Calendario verdiano: 9 febbraio 1893

17_verdi-shakespeare_b1Falstaff, su libretto di Arrigo Boito, tratto dalla commedia The merry wives of Windsor (circa 1597) e dal dramma storico Henry IV (circa 1596-1597) di William Shakespeare (Milano, Teatro alla Scala, giovedì 9 febbraio 1893).

“Copiare il vero può essere buona cosa, ma Inventare il vero è meglio, molto meglio. Pare che vi sia contraddizione in queste tre parole: inventare il vero. Domandatelo al Papà. Può darsi che Egli, il Papà si sia trovato con qualche Falstaf, ma difficilmente avrà trovato uno scellerato così scellerato come Jago, e mai e poi mai degli angioli come Cordelia, Imogene, Desdemona […] eppure sono tanto veri» [p. 425]), la venerazione di un discepolo verso il maestro («Ah, Shakespeare! […] il gran maestro del cuore umano! Ma io non imparerò mai!» [SANTI 2001, p. 16]), la sensibilità del critico in largo anticipo sui tempi («Ah, il progresso; la scienza, il verismo! Verista fin che volete […] Shakespeare era verista ma non lo sapeva. Verista d’ispirazione, noi siano veristi per progetto, per calcolo [p. 257]).”

Ecco cosa scriveva Verdi, a proposito di Shakespeare, definito affettuosamente “papà”, che fu il grande punto di riferimento di tutta la sua drammaturgia. . Il nostro musicista, amante di tutta la grande letteratura europea, non a caso s’ispirò a Hugo, Schiller, García Gutiérrez , non fu, però mai un suddito di questi grandi, ma semmai, spinto da un’affinità elettiva, diventò il massimo esponente della drammaturgia italiana.

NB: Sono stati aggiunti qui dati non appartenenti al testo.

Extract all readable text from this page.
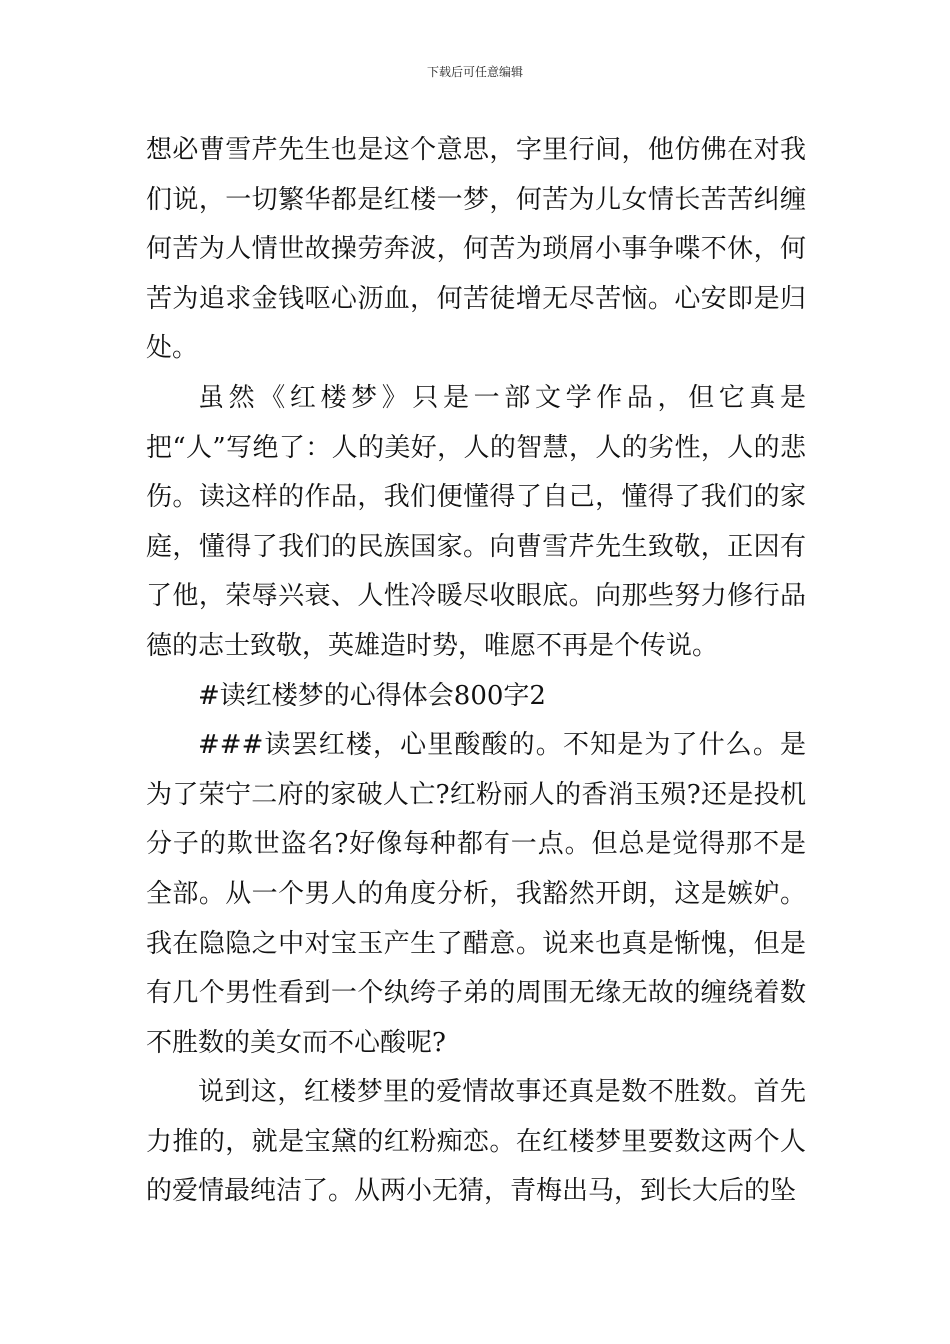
下载后可任意编辑

想必曹雪芹先生也是这个意思，字里行间，他仿佛在对我们说，一切繁华都是红楼一梦，何苦为儿女情长苦苦纠缠何苦为人情世故操劳奔波，何苦为琐屑小事争喋不休，何苦为追求金钱呕心沥血，何苦徒增无尽苦恼。心安即是归处。

虽然《红楼梦》只是一部文学作品，但它真是把“人”写绝了：人的美好，人的智慧，人的劣性，人的悲伤。读这样的作品，我们便懂得了自己，懂得了我们的家庭，懂得了我们的民族国家。向曹雪芹先生致敬，正因有了他，荣辱兴衰、人性冷暖尽收眼底。向那些努力修行品德的志士致敬，英雄造时势，唯愿不再是个传说。

#读红楼梦的心得体会800字2

###读罢红楼，心里酸酸的。不知是为了什么。是为了荣宁二府的家破人亡?红粉丽人的香消玉殒?还是投机分子的欺世盗名?好像每种都有一点。但总是觉得那不是全部。从一个男人的角度分析，我豁然开朗，这是嫉妒。我在隐隐之中对宝玉产生了醋意。说来也真是惭愧，但是有几个男性看到一个纨绔子弟的周围无缘无故的缠绕着数不胜数的美女而不心酸呢?

说到这，红楼梦里的爱情故事还真是数不胜数。首先力推的，就是宝黛的红粉痴恋。在红楼梦里要数这两个人的爱情最纯洁了。从两小无猜，青梅出马，到长大后的坠
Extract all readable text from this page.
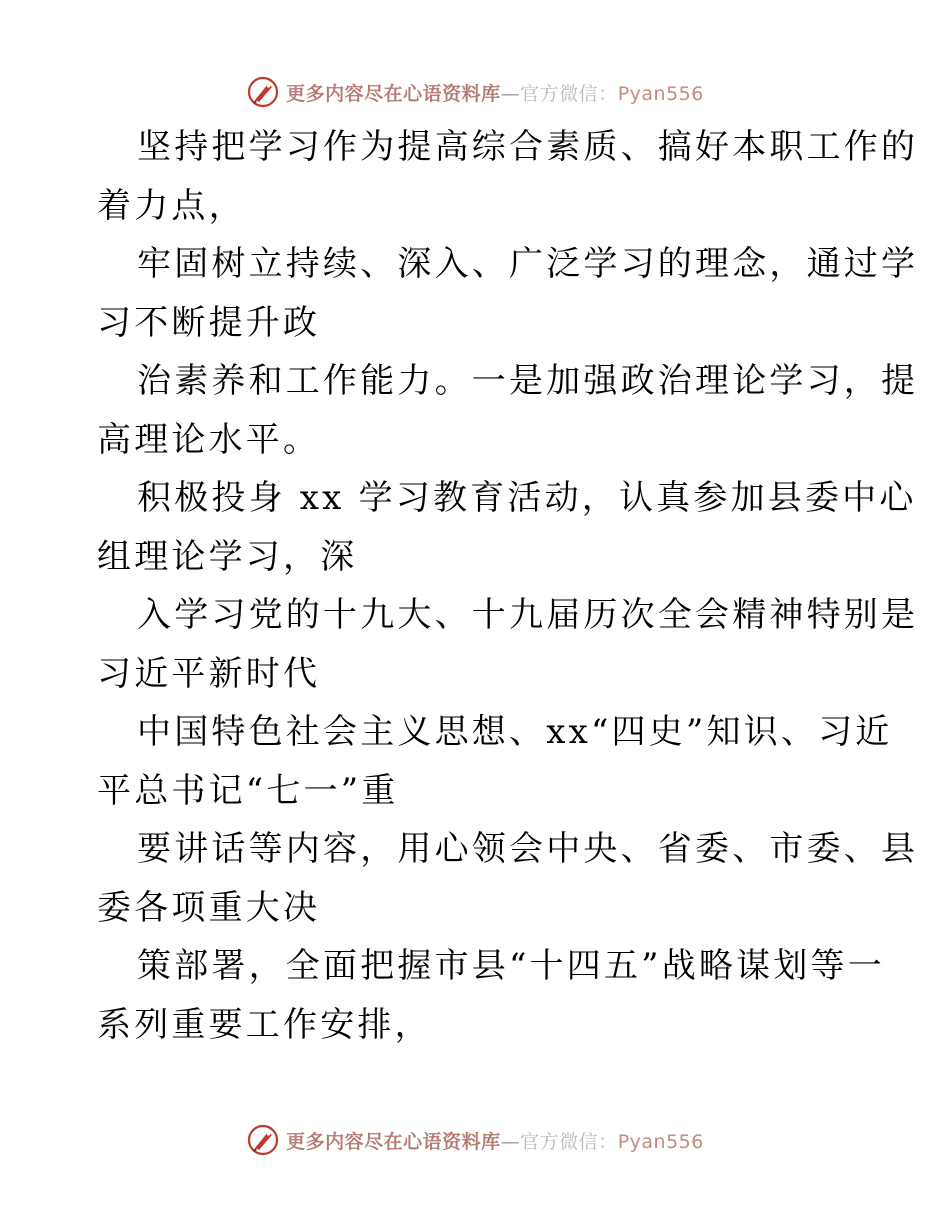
更多内容尽在心语资料库—官方微信：Pyan556
坚持把学习作为提高综合素质、搞好本职工作的
着力点，
牢固树立持续、深入、广泛学习的理念，通过学
习不断提升政
治素养和工作能力。一是加强政治理论学习，提
高理论水平。
积极投身 xx 学习教育活动，认真参加县委中心
组理论学习，深
入学习党的十九大、十九届历次全会精神特别是
习近平新时代
中国特色社会主义思想、xx“四史”知识、习近
平总书记“七一”重
要讲话等内容，用心领会中央、省委、市委、县
委各项重大决
策部署，全面把握市县“十四五”战略谋划等一
系列重要工作安排，
更多内容尽在心语资料库—官方微信：Pyan556
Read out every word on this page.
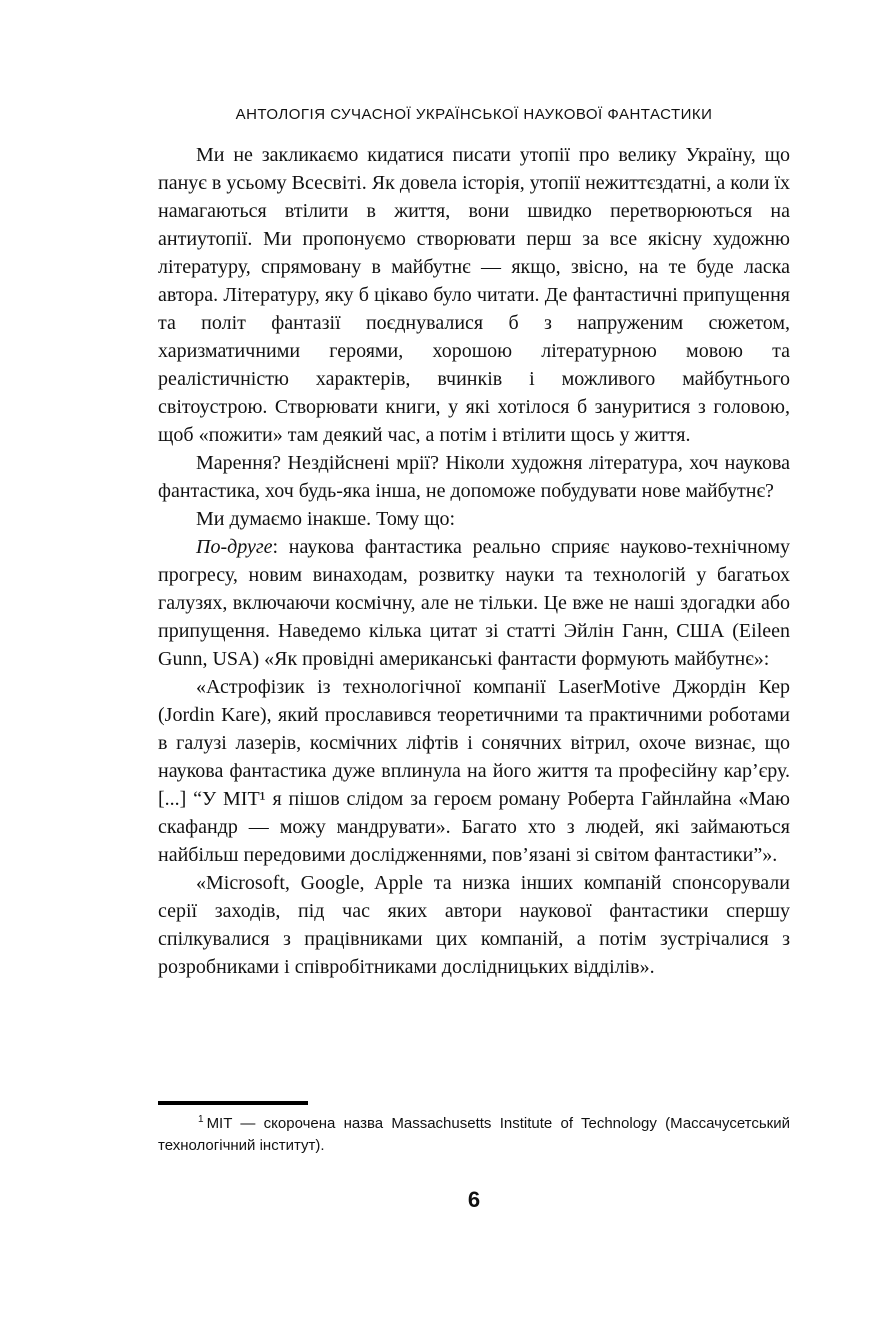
АНТОЛОГІЯ СУЧАСНОЇ УКРАЇНСЬКОЇ НАУКОВОЇ ФАНТАСТИКИ

Ми не закликаємо кидатися писати утопії про велику Україну, що панує в усьому Всесвіті. Як довела історія, утопії нежиттєздатні, а коли їх намагаються втілити в життя, вони швидко перетворюються на антиутопії. Ми пропонуємо створювати перш за все якісну художню літературу, спрямовану в майбутнє — якщо, звісно, на те буде ласка автора. Літературу, яку б цікаво було читати. Де фантастичні припущення та політ фантазії поєднувалися б з напруженим сюжетом, харизматичними героями, хорошою літературною мовою та реалістичністю характерів, вчинків і можливого майбутнього світоустрою. Створювати книги, у які хотілося б зануритися з головою, щоб «пожити» там деякий час, а потім і втілити щось у життя.

Марення? Нездійснені мрії? Ніколи художня література, хоч наукова фантастика, хоч будь-яка інша, не допоможе побудувати нове майбутнє?

Ми думаємо інакше. Тому що:

По-друге: наукова фантастика реально сприяє науково-технічному прогресу, новим винаходам, розвитку науки та технологій у багатьох галузях, включаючи космічну, але не тільки. Це вже не наші здогадки або припущення. Наведемо кілька цитат зі статті Эйлін Ганн, США (Eileen Gunn, USA) «Як провідні американські фантасти формують майбутнє»:

«Астрофізик із технологічної компанії LaserMotive Джордін Кер (Jordin Kare), який прославився теоретичними та практичними роботами в галузі лазерів, космічних ліфтів і сонячних вітрил, охоче визнає, що наукова фантастика дуже вплинула на його життя та професійну кар’єру. [...] “У MIT¹ я пішов слідом за героєм роману Роберта Гайнлайна «Маю скафандр — можу мандрувати». Багато хто з людей, які займаються найбільш передовими дослідженнями, пов’язані зі світом фантастики”».

«Microsoft, Google, Apple та низка інших компаній спонсорували серії заходів, під час яких автори наукової фантастики спершу спілкувалися з працівниками цих компаній, а потім зустрічалися з розробниками і співробітниками дослідницьких відділів».

$^1$ MIT — скорочена назва Massachusetts Institute of Technology (Массачусетський технологічний інститут).

6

A 80 anni, Verdi si lanciò in una nuova avventura, e con una vitalità impensabile per la sua età, fu capace di scrivere un nuovo capolavoro, che gli permise di sfidare il mondo musicale del suo tempo per riportare il melodramma italiano a livelli europei fino a orientarne il corso verso la contemporaneità. Il pubblico, del resto, attese la prima della Scala, così come, oggi, si attende l’uscita del nuovo disco di una rockstar.

Qualche giorno prima del grande evento Giuseppina scriveva a sua sorella:
I seccatori, gli ammiratori, gli amici e i nemici, i veri musicisti, quelli che vorrebbero far credere di esserlo, i critici veri, i parolai maldicenti sbucheranno a frotte da tutte le parti del mondo! Le domande di posti continuano come se il Teatro dovesse essere grande come la piazza d’armi!

Il successo fu trionfale Anche la critica fu colpita dalla bellezza e dalla finezza della strumentazione. Un critico francese, dopo aver osservato che alla prima qualcuno alludeva a I maestri cantori di Wagner, affermava invece che l’opera si poteva collocare tra Haydn e Mozart. Il compositore inglese Sir Charles Villiers Stanford, che scrisse un articolo acuto e dettagliato sul Daily Graphic rilevò, nella partitura, notevoli elementi beethoveniani.
Ecco le prime impressioni di Boito riferite in una sua lettera al critico francese Camille Bellaigue.

Cosa devo, dire? da dove cominciare? Nella vostra lettera toccate, con mirabile chiaroveggenza, e con una straordinaria sensibilità, l’essenza stessa dell’opera. Voi dite: ‘Ecco il vero dramma (o la commedia) lirico, moderno e latino.’ Ma quello che non potete immaginare è l’immensa gioia intellettuale che questa commedia lirica e latina produce sulla scena. È una vera effusione di grazia, di forza e di allegria. La scintillante farsa di Shakespeare è riportata, per il miracolo dei suoni, alla sua chiara fonte toscana di Ser Giovanni Fiorentino’. Venite, venite, caro amico, venite a sentire questo capolavoro: venite a passare due ore in questi giardini del Decamerone… Se verrete presto, può darsi che vi sia ancora Verdi; non partirà che verso la metà della settimana prossima. Sentirete una esecuzione che conserva ancora tutta la freschezza e il fascino delle cose nate da poco.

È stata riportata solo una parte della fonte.